With this proof-of-concept, a developer shows how GPT-3 can be used to respond to queries and control HomeKit devices via Siri.
A developer has put together a GPT-3 demo that attempts to enhance Apple’s Siri voice assistant and allow far more conversational voice commands. In a video posted to Reddit, developer Mate Marschalko shows the assistant controlling his HomeKit smart home devices and responding to queries in response to relatively vague prompts that today’s voice assistants like Siri would typically struggle to understand.
For example, the AI is shown turning on Marschalko’s lights in response to the voice prompt “Just noticed that I’m recording this video in the dark in the office, can you do something about that?” Later on in the video Marschalko asks the assistant to set his bedroom to a temperature that would “help me sleep better,” and it responds by setting his bedroom thermostat to 19 degrees celsius.
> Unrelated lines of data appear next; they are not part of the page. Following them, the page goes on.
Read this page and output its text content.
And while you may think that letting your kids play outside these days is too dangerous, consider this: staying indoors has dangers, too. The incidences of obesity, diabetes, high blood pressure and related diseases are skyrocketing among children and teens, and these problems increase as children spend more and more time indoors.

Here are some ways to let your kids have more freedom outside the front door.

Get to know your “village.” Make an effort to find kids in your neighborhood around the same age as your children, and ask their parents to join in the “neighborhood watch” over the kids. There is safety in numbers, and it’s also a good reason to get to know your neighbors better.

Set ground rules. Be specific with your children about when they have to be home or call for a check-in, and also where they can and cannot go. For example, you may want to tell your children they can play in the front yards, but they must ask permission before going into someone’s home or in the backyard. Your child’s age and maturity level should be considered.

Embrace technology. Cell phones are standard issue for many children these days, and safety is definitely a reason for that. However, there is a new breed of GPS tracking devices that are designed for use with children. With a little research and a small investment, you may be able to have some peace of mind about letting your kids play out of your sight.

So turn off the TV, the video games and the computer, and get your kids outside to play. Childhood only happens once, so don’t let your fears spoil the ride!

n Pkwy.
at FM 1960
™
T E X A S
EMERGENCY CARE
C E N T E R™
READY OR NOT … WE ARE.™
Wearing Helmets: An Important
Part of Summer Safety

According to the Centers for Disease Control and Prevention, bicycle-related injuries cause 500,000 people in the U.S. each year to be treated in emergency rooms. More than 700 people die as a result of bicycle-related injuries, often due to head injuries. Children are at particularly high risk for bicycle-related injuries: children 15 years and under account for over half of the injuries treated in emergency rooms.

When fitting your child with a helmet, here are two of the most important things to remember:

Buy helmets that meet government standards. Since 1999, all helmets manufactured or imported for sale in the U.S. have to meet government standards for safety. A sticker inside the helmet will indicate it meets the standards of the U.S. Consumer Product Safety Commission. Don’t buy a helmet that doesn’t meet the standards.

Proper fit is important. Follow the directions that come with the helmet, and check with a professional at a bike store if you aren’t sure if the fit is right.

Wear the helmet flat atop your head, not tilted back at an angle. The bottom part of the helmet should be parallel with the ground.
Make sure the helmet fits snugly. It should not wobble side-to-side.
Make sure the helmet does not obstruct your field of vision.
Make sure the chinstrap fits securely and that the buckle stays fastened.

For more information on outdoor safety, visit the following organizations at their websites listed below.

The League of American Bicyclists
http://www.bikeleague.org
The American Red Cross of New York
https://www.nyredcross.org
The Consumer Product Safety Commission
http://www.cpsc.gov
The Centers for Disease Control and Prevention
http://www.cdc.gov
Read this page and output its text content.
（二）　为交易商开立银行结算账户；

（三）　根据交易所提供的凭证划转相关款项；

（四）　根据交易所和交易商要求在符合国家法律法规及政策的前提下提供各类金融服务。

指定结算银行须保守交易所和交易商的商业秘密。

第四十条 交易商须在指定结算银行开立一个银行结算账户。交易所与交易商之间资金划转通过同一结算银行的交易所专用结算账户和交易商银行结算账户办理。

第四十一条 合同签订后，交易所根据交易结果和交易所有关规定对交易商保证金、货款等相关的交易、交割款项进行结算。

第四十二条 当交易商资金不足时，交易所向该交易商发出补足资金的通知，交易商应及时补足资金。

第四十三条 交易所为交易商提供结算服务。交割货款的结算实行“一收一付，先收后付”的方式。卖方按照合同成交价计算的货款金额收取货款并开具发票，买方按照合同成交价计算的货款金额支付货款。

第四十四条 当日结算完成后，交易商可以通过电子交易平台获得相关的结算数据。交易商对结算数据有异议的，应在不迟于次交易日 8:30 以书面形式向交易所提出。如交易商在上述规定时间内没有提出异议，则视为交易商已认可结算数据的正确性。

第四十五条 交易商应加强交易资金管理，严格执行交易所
In an accompanying blog post, Marschalko explains how the demo works. Essentially, he’s using Apple’s Shortcuts app to interface between Siri, GPT-3, and his HomeKit-enabled smart home devices. A voice command to Siri causes Shortcuts to send a lengthy prompt to the AI service requesting a response in a machine-readable format. Once it gets a response, Shortcuts parses it to control smart home devices and/or respond via Siri. The blog post is worth reading in its entirely for a fuller explanation.
It’s an intriguing demo, and shows what voice assistants could be capable of by integrating this new generation of AI technology, but it’s not perfect. For starters, Marschalko says that each command costs $0.014 per API request sent to GPT-3. The video is also edited, so it’s unclear if the demo works 100 percent of the time or if responses are being shown selectively. A more intelligent backend also won’t do anything to help if the voice recognition software can’t understand what words a user is saying in the first place.
The demo raises larger questions about how we want voice assistants to work. Do you really want to have a conversation with a voice assistant, or do you just want to be able to bark short and simple commands to control it like a robot? Marschalko himself also raises the risk of the assistant saying “unexpected things” in a follow up Reddit comment:
Nevertheless, the demo still offers fascinating hints of what sort of voice assistant interactions might soon be possible if the likes of Apple, Amazon, and Google integrate this technology into their services. And it’s impressive that these tools are open and approachable enough that a relatively slick demo like this can be hacked together using widely available consumer software.